NCMA helps you to understand how procurement works; how the government works. We’re a part of the government “working.”

Contract Management What led you to join NCMA?

Anestacia Evans I made the decision to join early in my career—I was intrigued by the career that I just embarked upon, but I had no real idea of what it was all about. I joined NCMA to not only help me better understand what contract management was all about, but also where I could go within this profession.

NCMA was super helpful for me. I was able to find resources to help me truly understand what procurement and contract management involve.

CM Tell us about your experience with NCMA’s Contract Management Leadership Development Program (CMLDP).

AE Let me be very clear: The CMLDP is intense. It’s intense. It’s an amazing experience, but what you give is what you get.

I was accepted into the program as a new leader; I don’t have people under me yet. It was a way for me to learn how to lead.

Some of the training tools they gave us were instrumental in preparing for my new role. For example, how to lead an introvert—which is especially helpful for me, as I’m an extrovert…well, an extrovert with introvert tendencies. Things like constructing agendas so they’re prepared, which in turn helps me be prepared.

CM What are some examples of how your NCMA membership has benefited you professionally?

AE Professionally, being a member of NCMA afforded me the opportunity to get my first article published.[1] (I’ve never been published in my life.) It also provides the opportunity to network and access an enormous pool of professionals that I can tap into when I have questions or if I want to know what trends are happening.

CM What about at the chapter level? How have you been able to leverage your membership with the Tysons Chapter of NCMA?

AE Last year, I served as the scholarship and university outreach director for the Tysons Chapter of NCMA. Serving in that role gave me the ability to award a scholarship for a high school student to attend Old Dominion University. For me, that was amazing.

 I’ve always had a goal to support Historically Black Colleges and Universities (HBCUs), and to that end, our chapter attended the Alfred Street HBCU Festival[2] as an exhibitor last year. To be able to help all these high school kids connect with colleges and help them establish potential career paths in contract management; that was just amazing. I was super excited. I tapped every resource possible to get us a table there so everyone could see the big NCMA banner front and center.

CM Tell us the most unexpected thing that you have discovered as an NCMA member.

AE One of the requirements of the CMLDP is to write a research paper, and I focused my paper on underrepresented minorities in contract management.[3] I reached out to NCMA National for more information, and I was surprised to find that we’re still missing a lot of information on our profession’s demographics. I was a little surprised by that, but at the same time I got the impression our leadership at NCMA has the desire to become more fully aware of our audience, in order to better serve our audience, which made me hopeful. It means we’re going somewhere.

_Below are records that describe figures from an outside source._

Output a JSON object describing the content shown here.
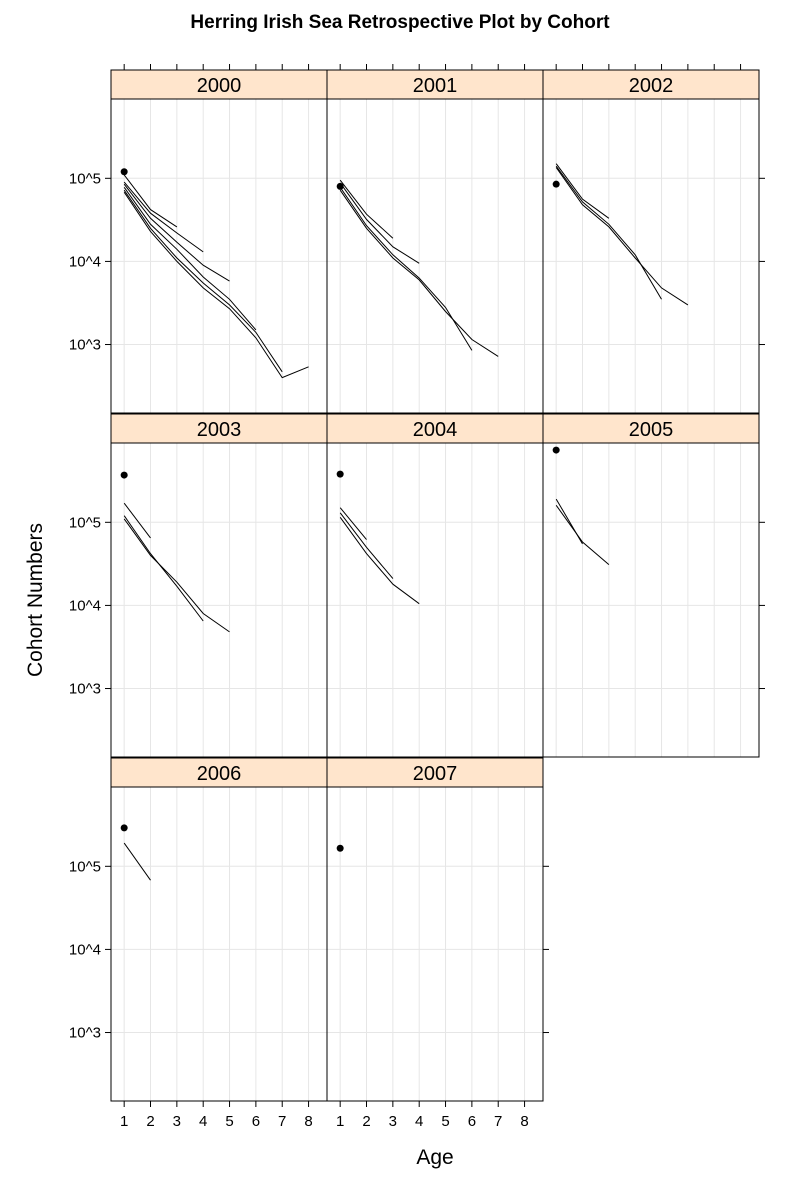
{
  "chart_data": {
    "type": "line",
    "title": "Herring Irish Sea Retrospective Plot by Cohort",
    "xlabel": "Age",
    "ylabel": "Cohort Numbers",
    "x_ticks": [
      1,
      2,
      3,
      4,
      5,
      6,
      7,
      8
    ],
    "y_scale": "log10",
    "y_ticks": [
      {
        "value": 1000,
        "label": "10^3"
      },
      {
        "value": 10000,
        "label": "10^4"
      },
      {
        "value": 100000,
        "label": "10^5"
      }
    ],
    "xlim": [
      0.5,
      8.7
    ],
    "ylim": [
      150,
      900000
    ],
    "grid": true,
    "panels": [
      {
        "label": "2000",
        "point": {
          "x": 1,
          "y": 120000
        },
        "series": [
          {
            "x": [
              1,
              2,
              3
            ],
            "y": [
              110000,
              42000,
              26000
            ]
          },
          {
            "x": [
              1,
              2,
              3,
              4
            ],
            "y": [
              90000,
              38000,
              22000,
              13000
            ]
          },
          {
            "x": [
              1,
              2,
              3,
              4,
              5
            ],
            "y": [
              85000,
              33000,
              17000,
              9000,
              5800
            ]
          },
          {
            "x": [
              1,
              2,
              3,
              4,
              5,
              6
            ],
            "y": [
              78000,
              28000,
              14000,
              6500,
              3500,
              1500
            ]
          },
          {
            "x": [
              1,
              2,
              3,
              4,
              5,
              6,
              7
            ],
            "y": [
              72000,
              25000,
              11000,
              5500,
              3000,
              1400,
              470
            ]
          },
          {
            "x": [
              1,
              2,
              3,
              4,
              5,
              6,
              7,
              8
            ],
            "y": [
              68000,
              23000,
              10000,
              4800,
              2700,
              1200,
              400,
              540
            ]
          }
        ]
      },
      {
        "label": "2001",
        "point": {
          "x": 1,
          "y": 80000
        },
        "series": [
          {
            "x": [
              1,
              2,
              3
            ],
            "y": [
              95000,
              37000,
              19000
            ]
          },
          {
            "x": [
              1,
              2,
              3,
              4
            ],
            "y": [
              88000,
              32000,
              15000,
              9500
            ]
          },
          {
            "x": [
              1,
              2,
              3,
              4,
              5,
              6
            ],
            "y": [
              78000,
              27000,
              12000,
              6300,
              2800,
              850
            ]
          },
          {
            "x": [
              1,
              2,
              3,
              4,
              5,
              6,
              7
            ],
            "y": [
              72000,
              25000,
              11000,
              6000,
              2500,
              1150,
              720
            ]
          }
        ]
      },
      {
        "label": "2002",
        "point": {
          "x": 1,
          "y": 85000
        },
        "series": [
          {
            "x": [
              1,
              2,
              3
            ],
            "y": [
              150000,
              56000,
              33000
            ]
          },
          {
            "x": [
              1,
              2,
              3,
              4,
              5
            ],
            "y": [
              140000,
              52000,
              28000,
              12000,
              3500
            ]
          },
          {
            "x": [
              1,
              2,
              3,
              4,
              5,
              6
            ],
            "y": [
              135000,
              48000,
              26000,
              11000,
              4800,
              3000
            ]
          }
        ]
      },
      {
        "label": "2003",
        "point": {
          "x": 1,
          "y": 370000
        },
        "series": [
          {
            "x": [
              1,
              2
            ],
            "y": [
              170000,
              65000
            ]
          },
          {
            "x": [
              1,
              2,
              3,
              4
            ],
            "y": [
              120000,
              42000,
              17000,
              6500
            ]
          },
          {
            "x": [
              1,
              2,
              3,
              4,
              5
            ],
            "y": [
              110000,
              40000,
              19000,
              8000,
              4800
            ]
          }
        ]
      },
      {
        "label": "2004",
        "point": {
          "x": 1,
          "y": 380000
        },
        "series": [
          {
            "x": [
              1,
              2
            ],
            "y": [
              150000,
              62000
            ]
          },
          {
            "x": [
              1,
              2,
              3
            ],
            "y": [
              130000,
              50000,
              21000
            ]
          },
          {
            "x": [
              1,
              2,
              3,
              4
            ],
            "y": [
              115000,
              42000,
              18000,
              10500
            ]
          }
        ]
      },
      {
        "label": "2005",
        "point": {
          "x": 1,
          "y": 740000
        },
        "series": [
          {
            "x": [
              1,
              2
            ],
            "y": [
              190000,
              55000
            ]
          },
          {
            "x": [
              1,
              2,
              3
            ],
            "y": [
              160000,
              58000,
              31000
            ]
          }
        ]
      },
      {
        "label": "2006",
        "point": {
          "x": 1,
          "y": 290000
        },
        "series": [
          {
            "x": [
              1,
              2
            ],
            "y": [
              190000,
              68000
            ]
          }
        ]
      },
      {
        "label": "2007",
        "point": {
          "x": 1,
          "y": 165000
        },
        "series": []
      }
    ]
  }
}
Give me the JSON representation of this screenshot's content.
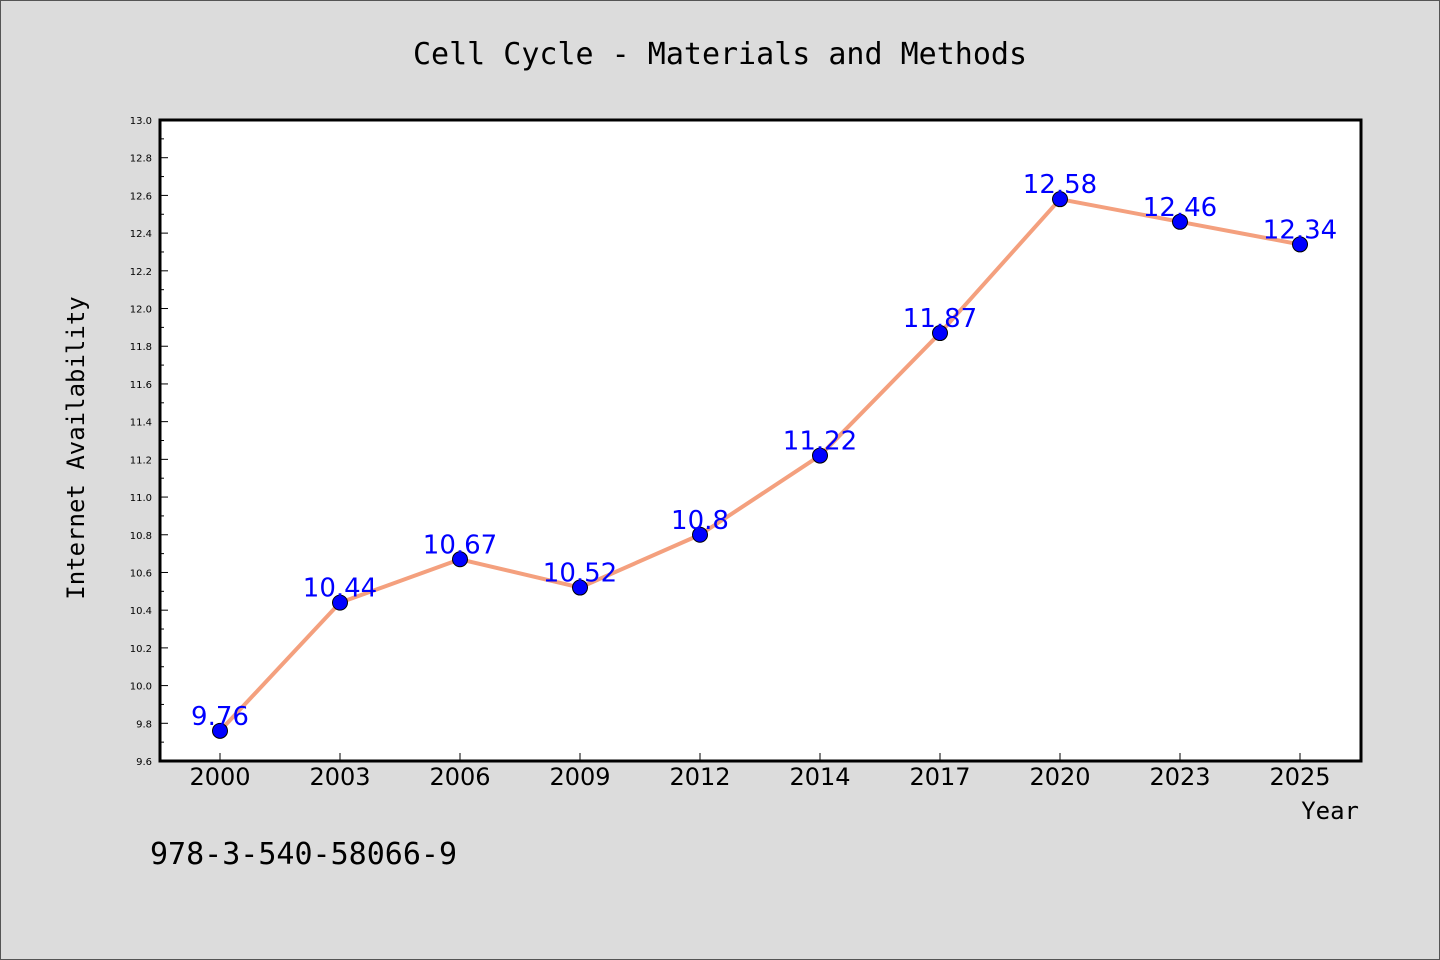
{
  "chart_data": {
    "type": "line",
    "title": "Cell Cycle - Materials and Methods",
    "xlabel": "Year",
    "ylabel": "Internet Availability",
    "categories": [
      "2000",
      "2003",
      "2006",
      "2009",
      "2012",
      "2014",
      "2017",
      "2020",
      "2023",
      "2025"
    ],
    "values": [
      9.76,
      10.44,
      10.67,
      10.52,
      10.8,
      11.22,
      11.87,
      12.58,
      12.46,
      12.34
    ],
    "data_labels": [
      "9.76",
      "10.44",
      "10.67",
      "10.52",
      "10.8",
      "11.22",
      "11.87",
      "12.58",
      "12.46",
      "12.34"
    ],
    "ylim": [
      9.6,
      13.0
    ],
    "yticks": [
      "9.6",
      "9.8",
      "10.0",
      "10.2",
      "10.4",
      "10.6",
      "10.8",
      "11.0",
      "11.2",
      "11.4",
      "11.6",
      "11.8",
      "12.0",
      "12.2",
      "12.4",
      "12.6",
      "12.8",
      "13.0"
    ],
    "grid": false,
    "line_color": "#f4a07e",
    "marker_color": "#0000ff",
    "label_color": "#0000ff"
  },
  "footnote": "978-3-540-58066-9"
}
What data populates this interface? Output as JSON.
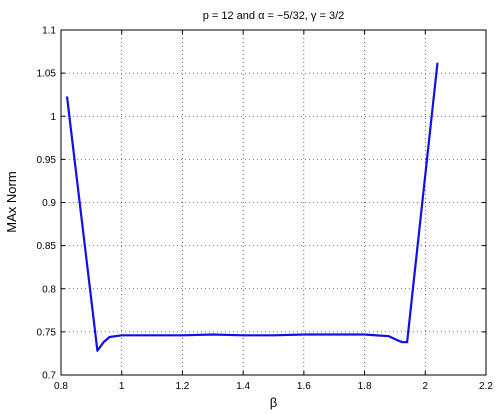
{
  "chart_data": {
    "type": "line",
    "title": "p = 12 and α = −5/32, γ = 3/2",
    "xlabel": "β",
    "ylabel": "MAx Norm",
    "xlim": [
      0.8,
      2.2
    ],
    "ylim": [
      0.7,
      1.1
    ],
    "grid": true,
    "x_ticks": [
      0.8,
      1,
      1.2,
      1.4,
      1.6,
      1.8,
      2,
      2.2
    ],
    "x_tick_labels": [
      "0.8",
      "1",
      "1.2",
      "1.4",
      "1.6",
      "1.8",
      "2",
      "2.2"
    ],
    "y_ticks": [
      0.7,
      0.75,
      0.8,
      0.85,
      0.9,
      0.95,
      1,
      1.05,
      1.1
    ],
    "y_tick_labels": [
      "0.7",
      "0.75",
      "0.8",
      "0.85",
      "0.9",
      "0.95",
      "1",
      "1.05",
      "1.1"
    ],
    "line_color": "#1010e0",
    "series": [
      {
        "x": [
          0.82,
          0.92,
          0.94,
          0.96,
          1.0,
          1.1,
          1.2,
          1.3,
          1.4,
          1.5,
          1.6,
          1.7,
          1.8,
          1.88,
          1.91,
          1.925,
          1.94,
          2.04
        ],
        "y": [
          1.022,
          0.728,
          0.738,
          0.744,
          0.746,
          0.746,
          0.746,
          0.747,
          0.746,
          0.746,
          0.747,
          0.747,
          0.747,
          0.745,
          0.74,
          0.738,
          0.738,
          1.061
        ]
      }
    ]
  }
}
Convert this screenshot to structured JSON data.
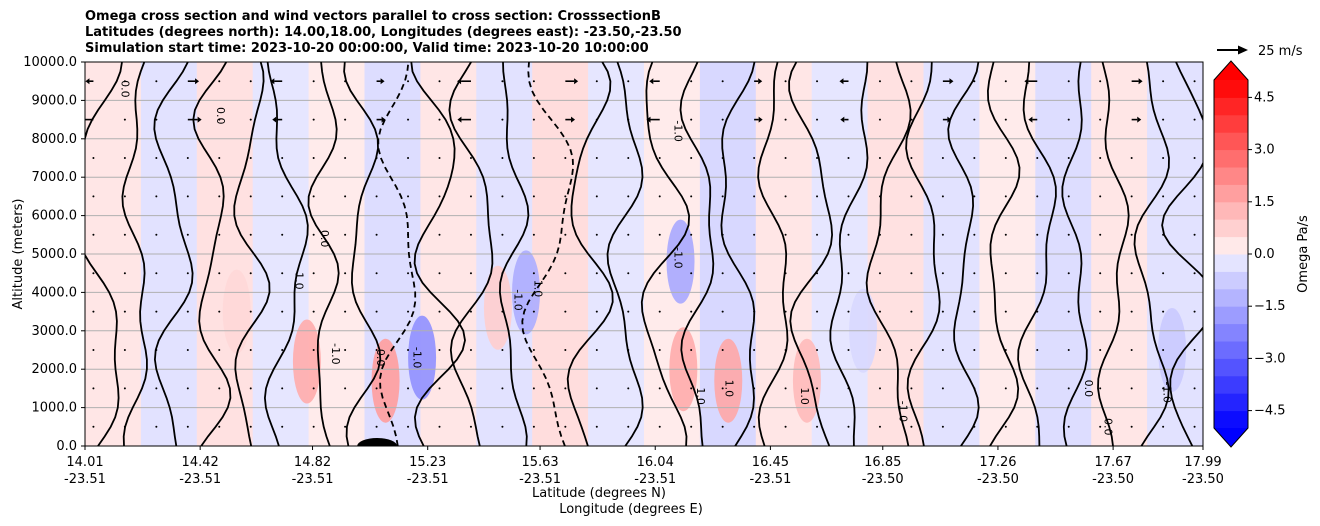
{
  "chart_data": {
    "type": "contour",
    "title_lines": [
      "Omega cross section and wind vectors parallel to cross section: CrosssectionB",
      "Latitudes (degrees north): 14.00,18.00, Longitudes (degrees east): -23.50,-23.50",
      "Simulation start time: 2023-10-20 00:00:00, Valid time: 2023-10-20 10:00:00"
    ],
    "ylabel": "Altitude (meters)",
    "xlabel_lines": [
      "Latitude (degrees N)",
      "Longitude (degrees E)"
    ],
    "ylim": [
      0,
      10000
    ],
    "y_ticks": [
      0,
      1000,
      2000,
      3000,
      4000,
      5000,
      6000,
      7000,
      8000,
      9000,
      10000
    ],
    "y_tick_labels": [
      "0.0",
      "1000.0",
      "2000.0",
      "3000.0",
      "4000.0",
      "5000.0",
      "6000.0",
      "7000.0",
      "8000.0",
      "9000.0",
      "10000.0"
    ],
    "xlim": [
      14.01,
      17.99
    ],
    "x_ticks": [
      {
        "lat": 14.01,
        "lat_label": "14.01",
        "lon_label": "-23.51"
      },
      {
        "lat": 14.42,
        "lat_label": "14.42",
        "lon_label": "-23.51"
      },
      {
        "lat": 14.82,
        "lat_label": "14.82",
        "lon_label": "-23.51"
      },
      {
        "lat": 15.23,
        "lat_label": "15.23",
        "lon_label": "-23.51"
      },
      {
        "lat": 15.63,
        "lat_label": "15.63",
        "lon_label": "-23.51"
      },
      {
        "lat": 16.04,
        "lat_label": "16.04",
        "lon_label": "-23.51"
      },
      {
        "lat": 16.45,
        "lat_label": "16.45",
        "lon_label": "-23.51"
      },
      {
        "lat": 16.85,
        "lat_label": "16.85",
        "lon_label": "-23.50"
      },
      {
        "lat": 17.26,
        "lat_label": "17.26",
        "lon_label": "-23.50"
      },
      {
        "lat": 17.67,
        "lat_label": "17.67",
        "lon_label": "-23.50"
      },
      {
        "lat": 17.99,
        "lat_label": "17.99",
        "lon_label": "-23.50"
      }
    ],
    "colorbar": {
      "label": "Omega Pa/s",
      "range": [
        -5,
        5
      ],
      "ticks": [
        4.5,
        3.0,
        1.5,
        0.0,
        -1.5,
        -3.0,
        -4.5
      ],
      "tick_labels": [
        "4.5",
        "3.0",
        "1.5",
        "0.0",
        "−1.5",
        "−3.0",
        "−4.5"
      ],
      "levels": 20,
      "extend": "both"
    },
    "wind_key": "25 m/s",
    "contour_levels": [
      -1.0,
      0.0,
      1.0
    ],
    "omega_regions": [
      {
        "lat": 14.55,
        "alt": 3500,
        "omega": 0.6
      },
      {
        "lat": 14.8,
        "alt": 2200,
        "omega": 1.5
      },
      {
        "lat": 15.08,
        "alt": 1700,
        "omega": 1.8
      },
      {
        "lat": 15.21,
        "alt": 2300,
        "omega": -2.0
      },
      {
        "lat": 15.48,
        "alt": 3600,
        "omega": 0.8
      },
      {
        "lat": 15.58,
        "alt": 4000,
        "omega": -1.4
      },
      {
        "lat": 16.13,
        "alt": 4800,
        "omega": -1.5
      },
      {
        "lat": 16.14,
        "alt": 2000,
        "omega": 1.5
      },
      {
        "lat": 16.3,
        "alt": 1700,
        "omega": 1.6
      },
      {
        "lat": 16.58,
        "alt": 1700,
        "omega": 1.2
      },
      {
        "lat": 16.78,
        "alt": 3000,
        "omega": -0.5
      },
      {
        "lat": 17.88,
        "alt": 2500,
        "omega": -0.8
      }
    ],
    "contour_labels": [
      {
        "lat": 14.15,
        "alt": 9300,
        "text": "0.0"
      },
      {
        "lat": 14.49,
        "alt": 8600,
        "text": "0.0"
      },
      {
        "lat": 14.77,
        "alt": 4300,
        "text": "1.0"
      },
      {
        "lat": 14.86,
        "alt": 5400,
        "text": "0.0"
      },
      {
        "lat": 14.9,
        "alt": 2400,
        "text": "-1.0"
      },
      {
        "lat": 15.06,
        "alt": 2300,
        "text": "0.0"
      },
      {
        "lat": 15.19,
        "alt": 2300,
        "text": "-1.0"
      },
      {
        "lat": 15.55,
        "alt": 3800,
        "text": "-1.0"
      },
      {
        "lat": 15.62,
        "alt": 4100,
        "text": "1.0"
      },
      {
        "lat": 16.12,
        "alt": 8200,
        "text": "-1.0"
      },
      {
        "lat": 16.12,
        "alt": 4900,
        "text": "-1.0"
      },
      {
        "lat": 16.2,
        "alt": 1300,
        "text": "1.0"
      },
      {
        "lat": 16.3,
        "alt": 1500,
        "text": "1.0"
      },
      {
        "lat": 16.57,
        "alt": 1300,
        "text": "1.0"
      },
      {
        "lat": 16.92,
        "alt": 900,
        "text": "-1.0"
      },
      {
        "lat": 17.58,
        "alt": 1500,
        "text": "0.0"
      },
      {
        "lat": 17.86,
        "alt": 1400,
        "text": "-1.0"
      },
      {
        "lat": 17.65,
        "alt": 500,
        "text": "0.0"
      }
    ]
  }
}
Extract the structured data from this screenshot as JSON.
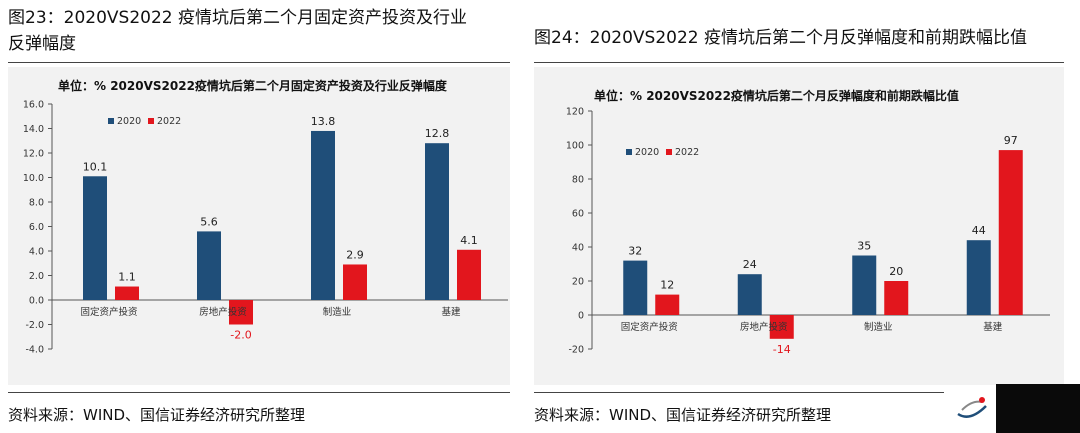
{
  "left": {
    "figure_title_line1": "图23：2020VS2022 疫情坑后第二个月固定资产投资及行业",
    "figure_title_line2": "反弹幅度",
    "plot_title": "单位：%  2020VS2022疫情坑后第二个月固定资产投资及行业反弹幅度",
    "source": "资料来源：WIND、国信证券经济研究所整理"
  },
  "right": {
    "figure_title_line1": "图24：2020VS2022 疫情坑后第二个月反弹幅度和前期跌幅比值",
    "plot_title": "单位：%  2020VS2022疫情坑后第二个月反弹幅度和前期跌幅比值",
    "source": "资料来源：WIND、国信证券经济研究所整理"
  },
  "colors": {
    "s2020": "#1f4e79",
    "s2022": "#e2161d",
    "axis": "#555555"
  },
  "chart_data": [
    {
      "type": "bar",
      "categories": [
        "固定资产投资",
        "房地产投资",
        "制造业",
        "基建"
      ],
      "series": [
        {
          "name": "2020",
          "values": [
            10.1,
            5.6,
            13.8,
            12.8
          ]
        },
        {
          "name": "2022",
          "values": [
            1.1,
            -2.0,
            2.9,
            4.1
          ]
        }
      ],
      "value_labels": {
        "2020": [
          "10.1",
          "5.6",
          "13.8",
          "12.8"
        ],
        "2022": [
          "1.1",
          "-2.0",
          "2.9",
          "4.1"
        ]
      },
      "ylim": [
        -4.0,
        16.0
      ],
      "yticks": [
        "-4.0",
        "-2.0",
        "0.0",
        "2.0",
        "4.0",
        "6.0",
        "8.0",
        "10.0",
        "12.0",
        "14.0",
        "16.0"
      ],
      "legend": "top-left",
      "grid": false
    },
    {
      "type": "bar",
      "categories": [
        "固定资产投资",
        "房地产投资",
        "制造业",
        "基建"
      ],
      "series": [
        {
          "name": "2020",
          "values": [
            32,
            24,
            35,
            44
          ]
        },
        {
          "name": "2022",
          "values": [
            12,
            -14,
            20,
            97
          ]
        }
      ],
      "value_labels": {
        "2020": [
          "32",
          "24",
          "35",
          "44"
        ],
        "2022": [
          "12",
          "-14",
          "20",
          "97"
        ]
      },
      "ylim": [
        -20,
        120
      ],
      "yticks": [
        "-20",
        "0",
        "20",
        "40",
        "60",
        "80",
        "100",
        "120"
      ],
      "legend": "top-left",
      "grid": false
    }
  ]
}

CM What would you tell a nonmember who is on the fence about joining NCMA?

AE Join. Join NCMA. It’s not just for industry. It’s not just for government. When I meet entrepreneurs that know I’m in subcontracts, I quickly advise them to look to NCMA to help find out what trends are happening and what contract types and contracting practices are truly going to make a difference in your company’s life.

NCMA helps you to understand how procurement works; how the government works. We’re a part of the government “working.”

CM What are some of your hopes for the future of your membership with NCMA?

AE My hope is that I’ll continue to grow and flourish. I hope to serve on the Board of Directors. I hope to continue working with HBCUs. I hope to see NCMA help develop academic curricula at the undergraduate level. I hope to be a part of the evolution of the association as we are bringing up new contract managers and subcontract managers.

And through “Faces of NCMA,” I hope that people will see my face. I’m an underrepresented minority; I’m a woman; I’m a black woman—but I am so much more. I hope that as NCMA continues to grow and evolve so that we see everybody at the table—not just an “underrepresented minority”; there are no minorities here. We are all contract management professionals.

We just need to know what everyone does, how all our “pieces” fit together in the procurement “puzzle,” and how we can support each other. CM



[1] Editor’s Note: See Anestacia Evans, “Are We Diverse and Inclusive at All Levels of Contract Management?” Contract Management Magazine (August 2020): 22–26.

[2] Editor’s Note: Since 2003, the annual Alfred Street Baptist Church (ASBC) Historically Black College and University (HBCU) Festival is the largest of its kind in the nation, designed to connect high school students with over 70 attending HBCUs—many offering on-site admissions, interviews, music auditions, waived application fees, and scholarships. To date the ASBC HBCU Festival has awarded over $20 million in scholarships, with $11 million offered in 2019. For more information, visit

[3] Editor’s Note: Anestacia’s research paper was published as a feature article in the August 2020 issue of Contract Management (see note 1).